Space-1 isn’t science fiction. It’s an admission that Layer 1 is the binding constraint, and NVIDIA is willing to leave the planet to solve it.
The Real Scorecard
I made 18 predictions before the keynote. Eleven confirmed, one wrong, six pending. A 61%+ hit rate.
But here’s what I got wrong in a deeper sense: I predicted the what but missed the how. I knew Vera Rubin would be announced. I knew NemoClaw would launch. I knew OpenClaw would feature prominently.
What I didn’t predict was the emphasis. Jensen spent more time on plumbing than on performance. More time on deployment than on benchmarks.
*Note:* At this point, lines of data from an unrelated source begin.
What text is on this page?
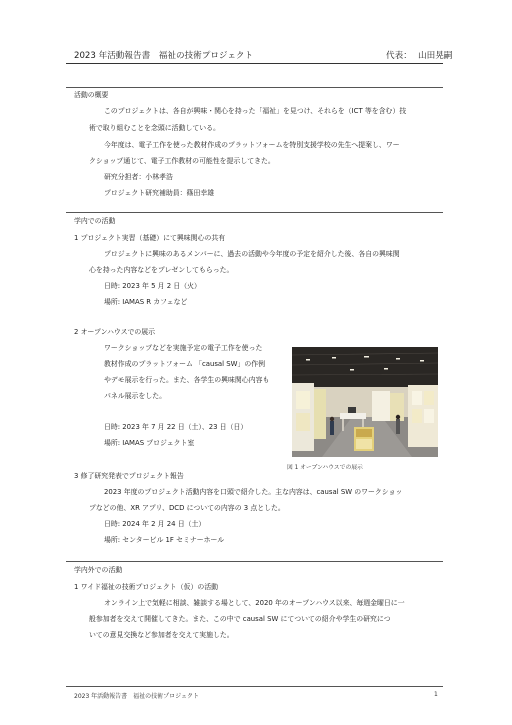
2023 年活動報告書　福祉の技術プロジェクト	代表： 山田晃嗣
活動の概要
このプロジェクトは、各自が興味・関心を持った「福祉」を見つけ、それらを（ICT 等を含む）技
術で取り組むことを念頭に活動している。
今年度は、電子工作を使った教材作成のプラットフォームを特別支援学校の先生へ提案し、ワー
クショップ通じて、電子工作教材の可能性を提示してきた。
研究分担者：小林孝浩
プロジェクト研究補助員：篠田幸雄
学内での活動
1 プロジェクト実習（基礎）にて興味関心の共有
プロジェクトに興味のあるメンバーに、過去の活動や今年度の予定を紹介した後、各自の興味関
心を持った内容などをプレゼンしてもらった。
日時: 2023 年 5 月 2 日（火）
場所: IAMAS R カフェなど
2 オープンハウスでの展示
ワークショップなどを実施予定の電子工作を使った
教材作成のプラットフォーム 「causal SW」の作例
やデモ展示を行った。また、各学生の興味関心内容も
パネル展示をした。
日時: 2023 年 7 月 22 日（土）、23 日（日）
場所: IAMAS プロジェクト室
図 1 オープンハウスでの展示
3 修了研究発表でプロジェクト報告
2023 年度のプロジェクト活動内容を口頭で紹介した。主な内容は、causal SW のワークショッ
プなどの他、XR アプリ、DCD についての内容の 3 点とした。
日時: 2024 年 2 月 24 日（土）
場所: センタービル 1F セミナーホール
学内外での活動
1 ワイド福祉の技術プロジェクト（仮）の活動
オンライン上で気軽に相談、雑談する場として、2020 年のオープンハウス以来、毎週金曜日に一
般参加者を交えて開催してきた。また、この中で causal SW にてついての紹介や学生の研究につ
いての意見交換など参加者を交えて実施した。
2023 年活動報告書　福祉の技術プロジェクト	1
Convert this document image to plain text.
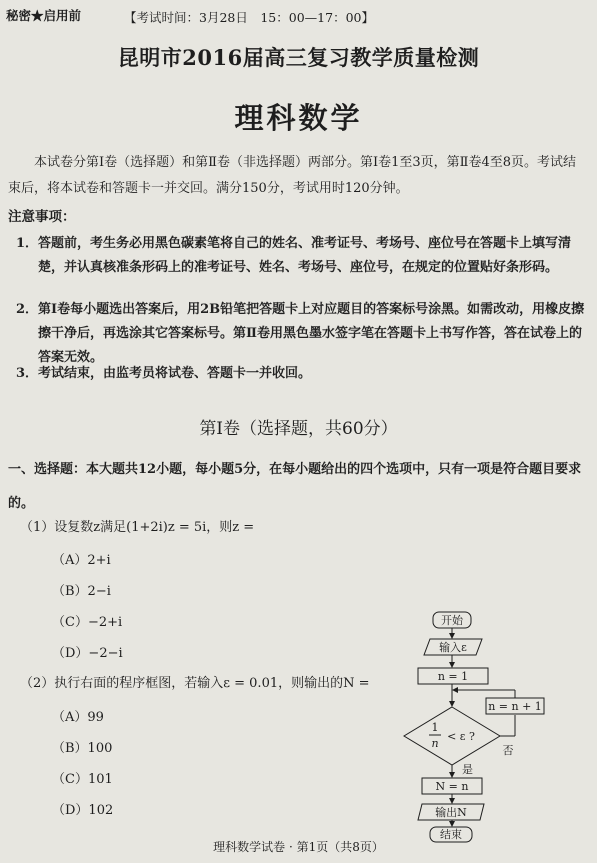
秘密★启用前	【考试时间：3月28日　15：00—17：00】
昆明市2016届高三复习教学质量检测
理科数学
本试卷分第Ⅰ卷（选择题）和第Ⅱ卷（非选择题）两部分。第Ⅰ卷1至3页，第Ⅱ卷4至8页。考试结束后，将本试卷和答题卡一并交回。满分150分，考试用时120分钟。
注意事项：
1．答题前，考生务必用黑色碳素笔将自己的姓名、准考证号、考场号、座位号在答题卡上填写清楚，并认真核准条形码上的准考证号、姓名、考场号、座位号，在规定的位置贴好条形码。
2．第Ⅰ卷每小题选出答案后，用2B铅笔把答题卡上对应题目的答案标号涂黑。如需改动，用橡皮擦擦干净后，再选涂其它答案标号。第Ⅱ卷用黑色墨水签字笔在答题卡上书写作答，答在试卷上的答案无效。
3．考试结束，由监考员将试卷、答题卡一并收回。
第Ⅰ卷（选择题，共60分）
一、选择题：本大题共12小题，每小题5分，在每小题给出的四个选项中，只有一项是符合题目要求的。
（1）设复数z满足(1+2i)z = 5i，则z =
（A）2+i
（B）2−i
（C）−2+i
（D）−2−i
（2）执行右面的程序框图，若输入ε = 0.01，则输出的N =
（A）99
（B）100
（C）101
（D）102
开始
输入ε
n = 1
1
n
< ε ?
否
n = n + 1
是
N = n
输出N
结束
理科数学试卷 · 第1页（共8页）
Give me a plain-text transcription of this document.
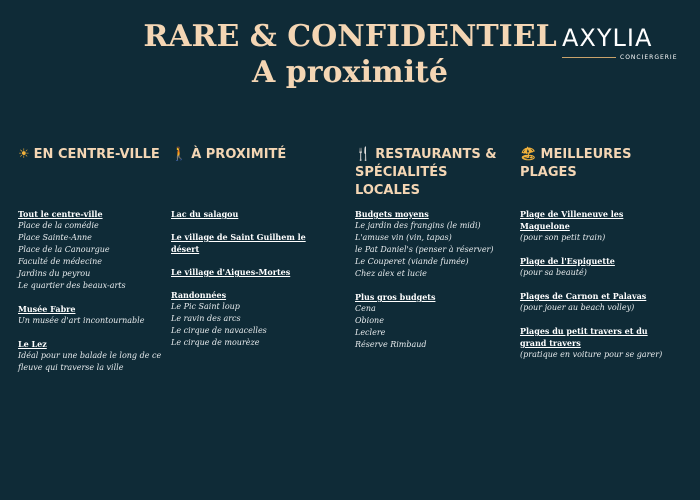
RARE & CONFIDENTIEL
A proximité
AXYLIA
CONCIERGERIE
☀ EN CENTRE-VILLE
Tout le centre-ville
Place de la comédie
Place Sainte-Anne
Place de la Canourgue
Faculté de médecine
Jardins du peyrou
Le quartier des beaux-arts
Musée Fabre
Un musée d'art incontournable
Le Lez
Idéal pour une balade le long de ce
fleuve qui traverse la ville
🚶 À PROXIMITÉ
Lac du salagou
Le village de Saint Guilhem le désert
Le village d'Aigues-Mortes
Randonnées
Le Pic Saint loup
Le ravin des arcs
Le cirque de navacelles
Le cirque de mourèze
🍴 RESTAURANTS & SPÉCIALITÉS LOCALES
Budgets moyens
Le jardin des frangins (le midi)
L'amuse vin (vin, tapas)
le Pat Daniel's (penser à réserver)
Le Couperet (viande fumée)
Chez alex et lucie
Plus gros budgets
Cena
Obione
Leclere
Réserve Rimbaud
🏖 MEILLEURES PLAGES
Plage de Villeneuve les Maguelone
(pour son petit train)
Plage de l'Espiguette
(pour sa beauté)
Plages de Carnon et Palavas
(pour jouer au beach volley)
Plages du petit travers et du grand travers
(pratique en voiture pour se garer)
More time on security and policy than on model capabilities.
The keynote wasn’t “here’s how AI gets smarter.” It was “here’s how AI gets installed.”
That’s the real signal.
The Trillion-Dollar Question
$1 trillion in orders through 2027. Let that sink in.
This isn’t revenue from making AI work better. It’s revenue from making AI work at all. From the CPUs, GPUs, LPUs, DPUs, interconnects, storage architectures, simulation platforms, and security stacks that turn a model into a system.
The model is the blueprint. The plumbing is the building.
Jensen Huang just sold the world a very expensive, very sophisticated set of pipes.
And the world is buying.
Day 46. GTC 2026. The plumber’s keynote. Three hours of infrastructure disguised as spectacle. The boring stuff wins.